Cray System Management Documentation > Cray System Management (CSM) Administration Guide > system management health > System Management Health

System Management Health

The primary goal of the System Management Health service is to enable system administrators to assess the health of their system. Operators need to quickly and efficiently troubleshoot system issues as they occur and be confident that a lack of issues indicates the system is operating normally. This service currently runs as a Helm chart on the system’s management Kubernetes cluster and monitors the health status of core system components, triggering alerts as potential issues are observed. It uses VictoriaMetrics to aggregate metrics from etcd, Kubernetes, Istio, and Ceph, all of which include support for the Prometheus API. The System Management Health service relies on the following tools:

VictoriaMetrics is the standard cloud-native metrics and monitoring tool, which includes Alertmanager, a tool that handles alert duplication, silences, and notifications
The victoria-metrics operator provides custom resource definitions (CRDs) that make it easy to operate VictoriaMetrics and Alertmanager instances, scrape metrics from service endpoints, and trigger alerts
Grafana supports pulling data from VictoriaMetrics, and dashboards for system components are readily available from the open source community
The victoria-metrics-k8s-stack Helm chart integrates the victoria operator, VictoriaMetrics, Alertmanager, Grafana, node exporters (DaemonSet), and kube-state-metrics to provide a monitoring solution for Kubernetes clusters
Istio supports service mesh observability using Kiali

The System Management Health service is intended to complement the System Monitoring Application (SMA) Framework, but the two are currently not integrated.

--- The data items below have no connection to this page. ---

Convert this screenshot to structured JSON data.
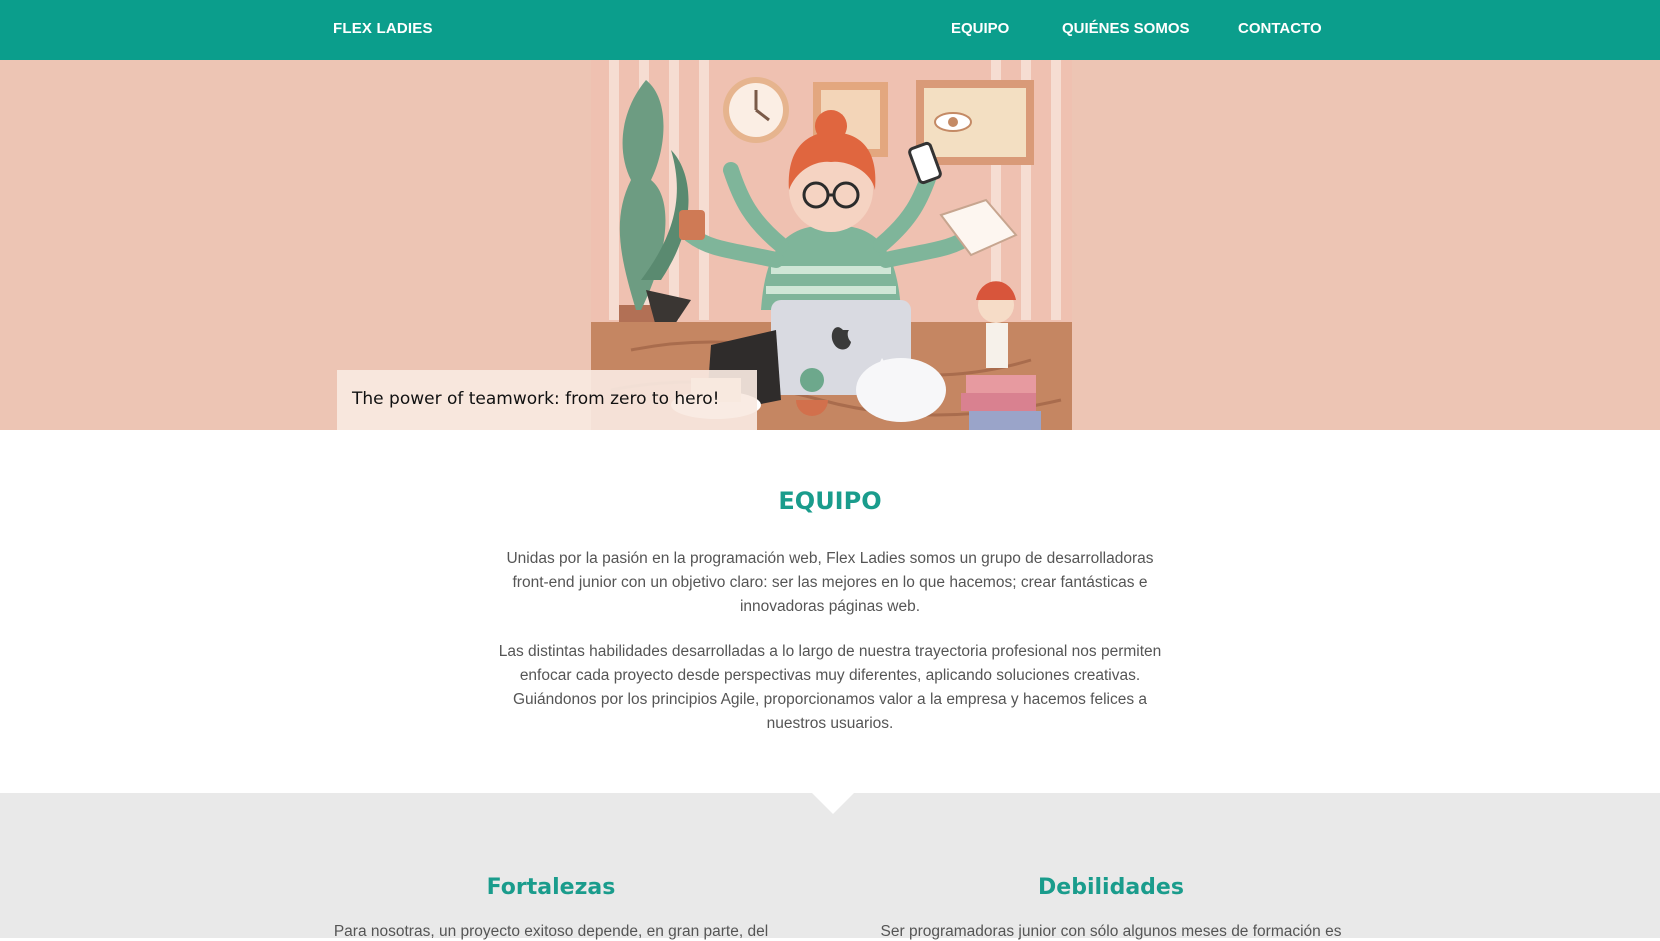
{
  "nav": {
    "brand": "FLEX LADIES",
    "links": [
      "EQUIPO",
      "QUIÉNES SOMOS",
      "CONTACTO"
    ]
  },
  "hero": {
    "caption": "The power of teamwork: from zero to hero!"
  },
  "equipo": {
    "title": "EQUIPO",
    "paragraphs": [
      "Unidas por la pasión en la programación web, Flex Ladies somos un grupo de desarrolladoras front-end junior con un objetivo claro: ser las mejores en lo que hacemos; crear fantásticas e innovadoras páginas web.",
      "Las distintas habilidades desarrolladas a lo largo de nuestra trayectoria profesional nos permiten enfocar cada proyecto desde perspectivas muy diferentes, aplicando soluciones creativas. Guiándonos por los principios Agile, proporcionamos valor a la empresa y hacemos felices a nuestros usuarios."
    ]
  },
  "columns": [
    {
      "title": "Fortalezas",
      "text": "Para nosotras, un proyecto exitoso depende, en gran parte, del"
    },
    {
      "title": "Debilidades",
      "text": "Ser programadoras junior con sólo algunos meses de formación es"
    }
  ],
  "colors": {
    "nav": "#0b9e8c",
    "hero_bg": "#edc5b4",
    "heading": "#1a9c8c",
    "grey_section": "#e9e9e9"
  }
}
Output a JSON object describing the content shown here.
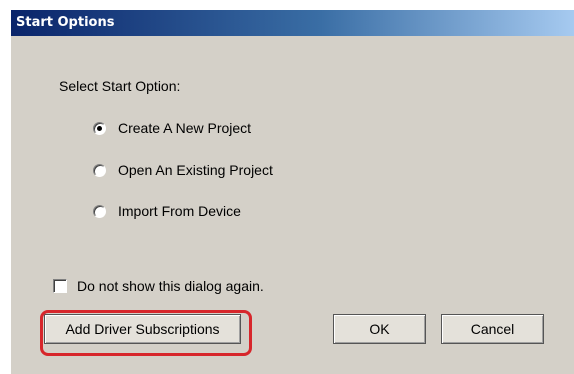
{
  "dialog": {
    "title": "Start Options",
    "prompt": "Select Start Option:",
    "options": [
      {
        "label": "Create A New Project",
        "checked": true
      },
      {
        "label": "Open An Existing Project",
        "checked": false
      },
      {
        "label": "Import From Device",
        "checked": false
      }
    ],
    "checkbox_label": "Do not show this dialog again.",
    "checkbox_checked": false,
    "buttons": {
      "add_driver": "Add Driver Subscriptions",
      "ok": "OK",
      "cancel": "Cancel"
    }
  },
  "annotation": {
    "highlight_color": "#d7262b",
    "highlighted_element": "add-driver-subscriptions-button"
  }
}
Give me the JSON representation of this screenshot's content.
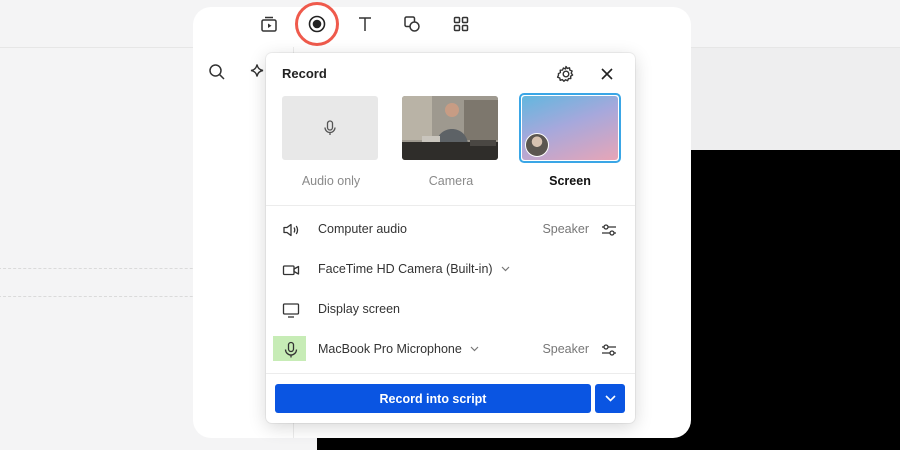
{
  "popup": {
    "title": "Record",
    "modes": [
      {
        "label": "Audio only",
        "selected": false
      },
      {
        "label": "Camera",
        "selected": false
      },
      {
        "label": "Screen",
        "selected": true
      }
    ],
    "rows": [
      {
        "icon": "speaker-icon",
        "label": "Computer audio",
        "right": "Speaker"
      },
      {
        "icon": "camera-icon",
        "label": "FaceTime HD Camera (Built-in)"
      },
      {
        "icon": "monitor-icon",
        "label": "Display screen"
      },
      {
        "icon": "microphone-icon",
        "label": "MacBook Pro Microphone",
        "right": "Speaker"
      }
    ],
    "primary_button": "Record into script"
  },
  "colors": {
    "accent": "#0a55e2",
    "record_highlight": "#ef5a4c",
    "selected_border": "#3aa6e6"
  },
  "toolbar_icons": [
    "media-icon",
    "record-icon",
    "text-icon",
    "shapes-icon",
    "grid-icon"
  ]
}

The System Management Health metrics are not available using the Telemetry API. This service scrapes metrics from system components like Ceph, Kubernetes, and the hosts using node exporter, kube-state-metrics, and cadvisor. The design is flexible and supports:

Filtering metrics such that only those necessary to determine system health are aggregated to the top level; all metrics are currently aggregated—no filtering is implemented
Independent retention and persistence settings based on needs for specific services; the current default configuration retains metrics for ten days at the top level and four hours at intermediate levels
Component-specific tooling for more detailed visibility:
- Grafana dashboards for Kubernetes
- Grafana dashboards and Kiali for Istio
- Grafana dashboards for Ceph